8. Yogyakarta Tunggu Kami

3.6K 446 32
                                    

Aku bisa melihat Calla yang begitu antusias menyaksikan penampilan Drumband kebanggan Akademi Militer. Memperhatikan dengan seksama macan tidar yang begitu menjulang tinggi. Penatarama yang begitu gagah dan menarik untuk di perhatikan.

Dulu aku pernah seperti Calla, melihat Kak Aksa menjadi penatarama. Memimpin drumband paling bergengsi di kota Magelang itu.

Dan kini, aku berulang-ulang mengatakan ini seperti mimpi. Dulu yang hanya bisa melihat dari jauh, kini. Aku bisa dengan leluasa melihat. Nikmat Allah memang tiada tara.

"Anakmu nggak kedip itu loh Nda." Aku tersenyum. Lalu berdiri saat penatarama memberi hormat pada semua tamu undangan. Daffa membidik setiap atraksi yang mereka tampilkan.

"Bang Dipta" aku menoleh, mendengar jeritan Calla dan melihat Calla yang melambaikan tangan pada Abang yang bertemu besarnya.

Pertemuannya dengan Dipta cukup lucu. Karena sebuah batu yang membuat mereka menjadi dekat.

Calla kecil yang pendek dan giginya ompong menjadi bahan ejekan anak kecil di sekitar rumah Kak Aksa. Termasuk Dipta, Dipta kecil yang tinggi akan selalu mengejek Calla setiap kami singgah di Jogja.

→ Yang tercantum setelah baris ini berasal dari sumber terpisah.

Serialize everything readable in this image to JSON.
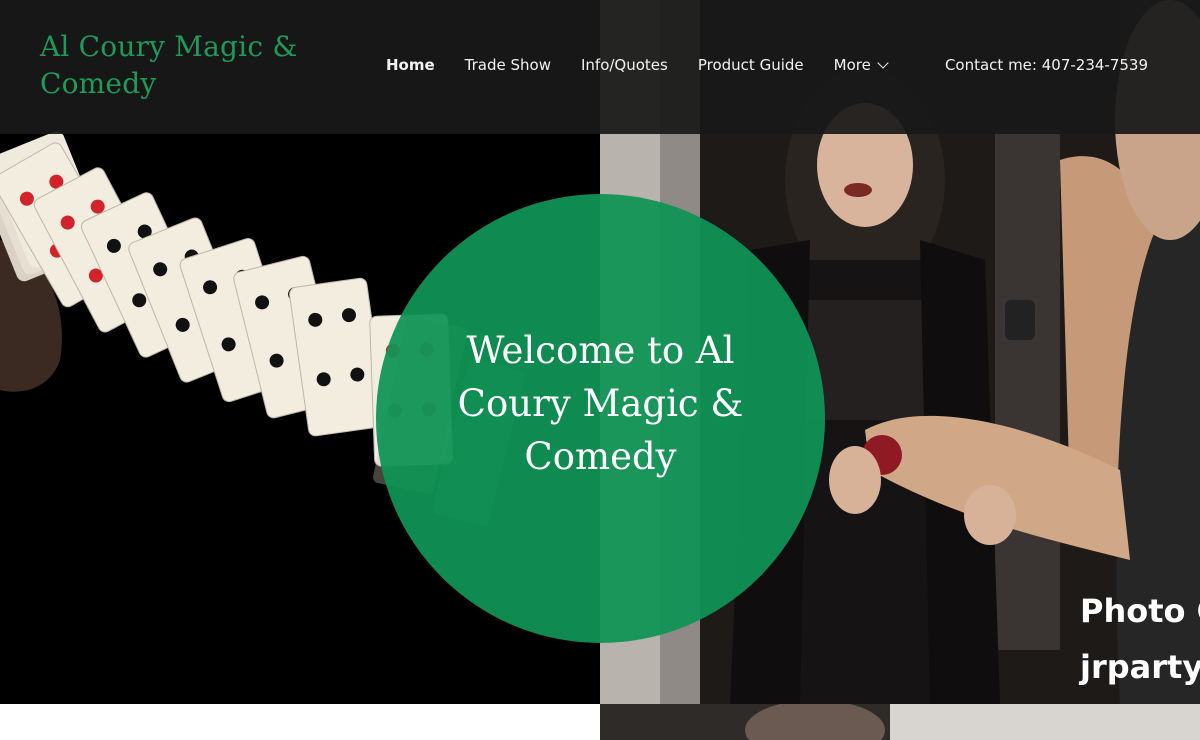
{
  "site": {
    "logo": "Al Coury Magic & Comedy"
  },
  "nav": {
    "items": [
      {
        "label": "Home",
        "active": true
      },
      {
        "label": "Trade Show"
      },
      {
        "label": "Info/Quotes"
      },
      {
        "label": "Product Guide"
      },
      {
        "label": "More",
        "has_dropdown": true
      }
    ]
  },
  "contact": "Contact me: 407-234-7539",
  "hero": {
    "headline": "Welcome to Al Coury Magic & Comedy",
    "photo_credit_line1": "Photo C",
    "photo_credit_line2": "jrpartys"
  },
  "colors": {
    "brand_green": "#1e9a5a",
    "circle_green": "#109456",
    "header_bg": "#191919"
  }
}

Karena jengkel, Calla dengan kekuatan seribu melempar batu cukup besar, hingga mengenai pelipis Dipta. Sejak saat itu, Calla merasa bersalah dan Dipta menjadi diam, dan akhirnya mereka bersahabat hingga saat ini.

Persahabatan mereka benar-benar murni, tanpa cinta. Tidak seperti persahabatan antara lelaki dan perempuan lainnya.

Setelah penampilan yang sangat memukau, seluruh warga mendapat kesempatan untuk berfoto dengan semua personel Genderang Suling Canka Lokananta.

"Bun, ayo foto sama bang Dipta. Nanti kirim ke Budhe Galuh ya." Ucap Calla saat aku sudah berdiri menepi dari tribun kehormatan.

"Iya-iya nunggu ayah." Dari kejauhan Dipta sudah melambaikan tangan. Tak ku sangka. Anak yang dulu nakal kini bisa membanggakan.

Kami berempat menghampiri Dipta. Dengan sikap siap, Dipta hormat lebih dulu dengan Kak Aksa.

"Ih Bang, hormat terus sih sama ayah. Ayo foto bang. Pasti temen-temen Calla pada iri, bisa foto sama tentara keren." Aku terkekeh, anak jaman sekarang yang sangat mengidolakan yang berseragam.

"Iya-iya, jangan banyak-banyak fotonya." Ujar Dipta yang keringatnya mengucur deras. Dipta termasuk orang yang tidak suka dengan kamera. Itu menurut cerita mbak Galuh dulu, dan sampai sekarang masih terbukti.

"Izin tante, om. Saya minta foto ya. Untuk kenang-kenangan foto bersama Danyon." Aku terkekeh geli saat mendengar Dipta meminta foto bersama aku dan Kak Aksa. Calla wajahnya semakin di tekuk.

"Tuh kan Bang." Keluh Calla. Dengan senyum dan tawa lebar. Dipta menarik
Calla untuk berfoto bersama.

"Dedek Calla kalau ngambek jelek." Daffa yang mendengar kakaknya di ejek langsung tertawa keras.

Dari kejauhan aku melihat perempuan dengan celana jeans dan kaos membawa buket bunga menghampiri kami.

"Dipta" panggil perempuan mungil itu.

Senyum di wajah anak laki-laki ini terpancar. Seperti dulu ketika Kak Aksa bertemu denganku saat pesiar tiba.

Si anak perempuan itu mengangguk sopan, mungkin ini yang Calla ceritakan tempo hari tentang pacar abangnya. Kami berempat memberi ruang untuk Dipta.